If so, how did you like it? I'm looking to upgrade from a 1979 - 17' Sea Nymph aluminum and looked at a '84 Searay Cuddy, I/O. Solid boat, garage kept, gel coat shines, set up with elect. riggers. Current owner had it for 10 yrs. & currently lost his fishing partner so is giving up the boat. Boat & trailer w/riggers, poles & tackle - $5000. Taking it out for a test ride Friday evening.


----------



## double trouble (Nov 20, 2003)

worst boat searay ever made.they were an attempt by searay to compete in the entry level boat market. bad stringer design and a lack of them made them prone to flexing, breaking and rotting.the ride is much poorer than other searays because of the lowered weight and support. if the boat is a trailer boat you might have better luck but overall the boat was a loser.


----------



## FERG 06 (Oct 6, 2006)

What do you mean by trailer boat. Yes it's on a trailer, stored inside. floor is solid (jumped up & down on it. Used about three times a year. Boat price is $3500, right in the range of every thing else I've seen. 4 BigJon elect. riggers, Half a dozen salmon poles, tackle, Gps. radio fish finder, cannon balls for another $1500. Thanks for the opinions.


----------



## jakeo (Sep 14, 2004)

I had a 21 Sea-ray seville I bought new in 86 with the 165 hp merc i/0 wt closed cooling system. Other then a new starter every other year and a small leak in the cooling system, I had 1800+ hours on it and still purred like a kitten. I did replace the floor after 10+ years and recarpeted. Also the paint faded so had emron paint applied. The boat was flawless and we left Toledo or Monroe many times and spent the weekend at cedar point or on lake st clare. That boat was on every Great Lake except Ontario and given the chance.......Id buy it back!
Key is,,,,,,,,,,,,*Preventitive Maintance*


----------



## SabikiRig (May 1, 2004)

IMHO, Sea Ray made a pretty good boat in the mid 80's definately much better than boats produced in the late 80's (88 and up) and early 90's.

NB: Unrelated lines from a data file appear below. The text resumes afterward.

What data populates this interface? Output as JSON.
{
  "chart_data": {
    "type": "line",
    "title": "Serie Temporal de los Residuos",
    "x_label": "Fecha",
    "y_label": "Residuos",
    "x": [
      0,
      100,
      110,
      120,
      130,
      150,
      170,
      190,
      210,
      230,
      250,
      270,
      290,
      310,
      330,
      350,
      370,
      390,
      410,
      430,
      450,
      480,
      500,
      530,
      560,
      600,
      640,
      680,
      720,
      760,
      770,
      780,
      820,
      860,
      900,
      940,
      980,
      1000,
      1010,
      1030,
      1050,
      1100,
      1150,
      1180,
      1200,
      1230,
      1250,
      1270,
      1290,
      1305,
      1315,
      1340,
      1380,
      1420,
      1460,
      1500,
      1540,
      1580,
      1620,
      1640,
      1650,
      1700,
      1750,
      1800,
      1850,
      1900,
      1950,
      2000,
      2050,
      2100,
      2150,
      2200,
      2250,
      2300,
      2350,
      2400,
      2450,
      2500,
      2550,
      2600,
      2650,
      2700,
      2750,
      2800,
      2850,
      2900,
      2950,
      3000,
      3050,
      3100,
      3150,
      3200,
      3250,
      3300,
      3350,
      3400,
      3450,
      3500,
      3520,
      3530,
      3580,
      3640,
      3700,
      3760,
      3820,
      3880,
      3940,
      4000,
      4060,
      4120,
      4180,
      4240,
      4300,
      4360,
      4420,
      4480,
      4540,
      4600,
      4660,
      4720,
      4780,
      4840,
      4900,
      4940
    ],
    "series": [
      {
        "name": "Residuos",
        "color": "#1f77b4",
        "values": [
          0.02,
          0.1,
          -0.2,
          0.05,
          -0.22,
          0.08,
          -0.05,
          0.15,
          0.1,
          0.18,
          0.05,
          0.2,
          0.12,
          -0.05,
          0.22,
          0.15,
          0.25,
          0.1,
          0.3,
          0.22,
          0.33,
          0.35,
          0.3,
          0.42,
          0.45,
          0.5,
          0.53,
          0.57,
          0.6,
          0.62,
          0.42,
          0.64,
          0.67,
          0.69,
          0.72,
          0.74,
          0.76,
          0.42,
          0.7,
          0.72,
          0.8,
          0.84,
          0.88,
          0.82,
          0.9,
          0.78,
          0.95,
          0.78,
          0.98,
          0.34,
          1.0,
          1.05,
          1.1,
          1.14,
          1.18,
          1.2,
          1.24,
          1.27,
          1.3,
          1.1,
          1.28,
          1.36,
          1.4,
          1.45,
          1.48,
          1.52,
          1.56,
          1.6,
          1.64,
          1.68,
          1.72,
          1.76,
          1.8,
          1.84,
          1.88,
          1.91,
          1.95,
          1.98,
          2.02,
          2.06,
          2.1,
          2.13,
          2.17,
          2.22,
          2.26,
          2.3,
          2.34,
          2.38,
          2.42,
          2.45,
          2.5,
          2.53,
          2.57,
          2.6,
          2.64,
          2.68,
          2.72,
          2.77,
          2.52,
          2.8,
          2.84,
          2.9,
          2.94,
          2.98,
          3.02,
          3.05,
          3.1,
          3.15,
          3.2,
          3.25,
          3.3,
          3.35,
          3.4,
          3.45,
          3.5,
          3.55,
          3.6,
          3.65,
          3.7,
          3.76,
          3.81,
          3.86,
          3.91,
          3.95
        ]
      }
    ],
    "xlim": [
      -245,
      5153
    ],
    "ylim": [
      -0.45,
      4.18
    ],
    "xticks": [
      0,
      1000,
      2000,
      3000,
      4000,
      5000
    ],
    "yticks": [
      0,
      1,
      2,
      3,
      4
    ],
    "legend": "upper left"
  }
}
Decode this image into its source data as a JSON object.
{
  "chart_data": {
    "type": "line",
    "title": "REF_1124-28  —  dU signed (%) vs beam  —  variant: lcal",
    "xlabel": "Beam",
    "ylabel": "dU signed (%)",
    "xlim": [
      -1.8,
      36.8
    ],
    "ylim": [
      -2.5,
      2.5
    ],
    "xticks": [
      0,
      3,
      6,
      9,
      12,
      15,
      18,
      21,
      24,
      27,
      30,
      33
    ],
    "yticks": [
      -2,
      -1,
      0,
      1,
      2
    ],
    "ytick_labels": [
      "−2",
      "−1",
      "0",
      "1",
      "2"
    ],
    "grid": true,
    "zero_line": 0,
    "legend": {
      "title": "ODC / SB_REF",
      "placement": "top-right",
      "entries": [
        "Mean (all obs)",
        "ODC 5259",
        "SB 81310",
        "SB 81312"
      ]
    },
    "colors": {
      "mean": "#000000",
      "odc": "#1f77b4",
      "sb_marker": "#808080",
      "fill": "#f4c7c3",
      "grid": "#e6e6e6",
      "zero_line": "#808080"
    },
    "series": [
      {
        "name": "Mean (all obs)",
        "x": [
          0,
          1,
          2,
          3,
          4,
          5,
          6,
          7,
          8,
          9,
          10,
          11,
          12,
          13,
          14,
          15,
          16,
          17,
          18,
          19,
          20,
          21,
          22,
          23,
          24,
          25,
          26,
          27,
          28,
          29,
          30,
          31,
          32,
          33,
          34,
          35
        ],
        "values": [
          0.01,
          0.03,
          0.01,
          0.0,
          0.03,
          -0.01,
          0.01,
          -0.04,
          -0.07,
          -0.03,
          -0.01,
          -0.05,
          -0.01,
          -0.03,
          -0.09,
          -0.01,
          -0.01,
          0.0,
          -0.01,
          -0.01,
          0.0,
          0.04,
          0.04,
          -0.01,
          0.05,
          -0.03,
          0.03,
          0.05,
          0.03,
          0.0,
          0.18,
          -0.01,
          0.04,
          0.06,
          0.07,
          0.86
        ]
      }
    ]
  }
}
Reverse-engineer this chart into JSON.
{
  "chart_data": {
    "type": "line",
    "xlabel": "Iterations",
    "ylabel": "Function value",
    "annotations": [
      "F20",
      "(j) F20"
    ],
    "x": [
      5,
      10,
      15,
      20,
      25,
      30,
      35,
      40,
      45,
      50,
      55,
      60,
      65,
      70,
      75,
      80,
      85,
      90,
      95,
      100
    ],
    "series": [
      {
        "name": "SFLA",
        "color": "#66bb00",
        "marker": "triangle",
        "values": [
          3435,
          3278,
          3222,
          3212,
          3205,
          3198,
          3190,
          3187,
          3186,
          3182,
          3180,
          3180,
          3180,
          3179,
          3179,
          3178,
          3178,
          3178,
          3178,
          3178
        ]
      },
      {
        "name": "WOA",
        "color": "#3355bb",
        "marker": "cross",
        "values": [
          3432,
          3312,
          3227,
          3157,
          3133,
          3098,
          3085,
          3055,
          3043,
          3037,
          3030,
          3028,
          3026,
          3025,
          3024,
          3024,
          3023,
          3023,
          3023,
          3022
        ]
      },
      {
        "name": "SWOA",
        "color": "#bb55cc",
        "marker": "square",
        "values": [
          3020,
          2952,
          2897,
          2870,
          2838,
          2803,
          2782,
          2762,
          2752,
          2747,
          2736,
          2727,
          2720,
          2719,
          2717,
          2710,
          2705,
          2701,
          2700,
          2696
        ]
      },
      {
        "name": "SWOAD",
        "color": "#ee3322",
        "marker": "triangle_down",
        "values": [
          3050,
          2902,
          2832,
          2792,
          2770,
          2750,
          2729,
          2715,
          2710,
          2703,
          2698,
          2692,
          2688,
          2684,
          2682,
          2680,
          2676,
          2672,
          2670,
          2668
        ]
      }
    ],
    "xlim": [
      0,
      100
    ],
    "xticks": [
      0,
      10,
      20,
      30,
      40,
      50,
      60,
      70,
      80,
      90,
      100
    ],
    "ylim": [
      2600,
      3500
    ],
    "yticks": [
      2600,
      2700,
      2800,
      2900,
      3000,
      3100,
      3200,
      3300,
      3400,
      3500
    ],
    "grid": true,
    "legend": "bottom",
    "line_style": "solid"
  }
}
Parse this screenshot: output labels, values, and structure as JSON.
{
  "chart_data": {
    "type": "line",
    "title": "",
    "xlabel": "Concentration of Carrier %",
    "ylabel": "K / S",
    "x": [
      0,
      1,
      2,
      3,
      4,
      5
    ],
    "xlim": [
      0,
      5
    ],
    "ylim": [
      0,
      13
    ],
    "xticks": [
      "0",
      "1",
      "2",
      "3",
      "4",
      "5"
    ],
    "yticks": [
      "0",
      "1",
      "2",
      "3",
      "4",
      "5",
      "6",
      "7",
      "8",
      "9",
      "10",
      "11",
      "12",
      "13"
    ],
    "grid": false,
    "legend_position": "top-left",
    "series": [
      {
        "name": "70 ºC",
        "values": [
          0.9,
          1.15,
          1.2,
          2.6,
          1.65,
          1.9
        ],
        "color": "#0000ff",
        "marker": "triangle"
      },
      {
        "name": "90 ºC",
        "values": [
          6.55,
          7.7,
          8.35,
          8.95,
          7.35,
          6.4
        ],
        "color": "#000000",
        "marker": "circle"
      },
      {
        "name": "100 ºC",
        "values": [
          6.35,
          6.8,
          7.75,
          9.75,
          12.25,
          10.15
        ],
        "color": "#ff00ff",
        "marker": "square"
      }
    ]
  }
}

Soft Decks and Rotting Floors can be a problem on boats with abused/poorly maintained boats or cockpits that are not self-bailing.

If you like the boat and have any doubts then find a Surveyor and have them take a look. The money you would spend on a surveyor is far less than buying "problems" or "junk".


----------



## FERG 06 (Oct 6, 2006)

Already decided not to buy it. Hadn't been started and had to be primed alot to get er going. out on the water it kept stalling upon accel. & missing at high speed. Then wouldn't shift into neutral. Pulled open the engine cover & found the exhaust boot leaking water. Needless to say it pay to test drive.


----------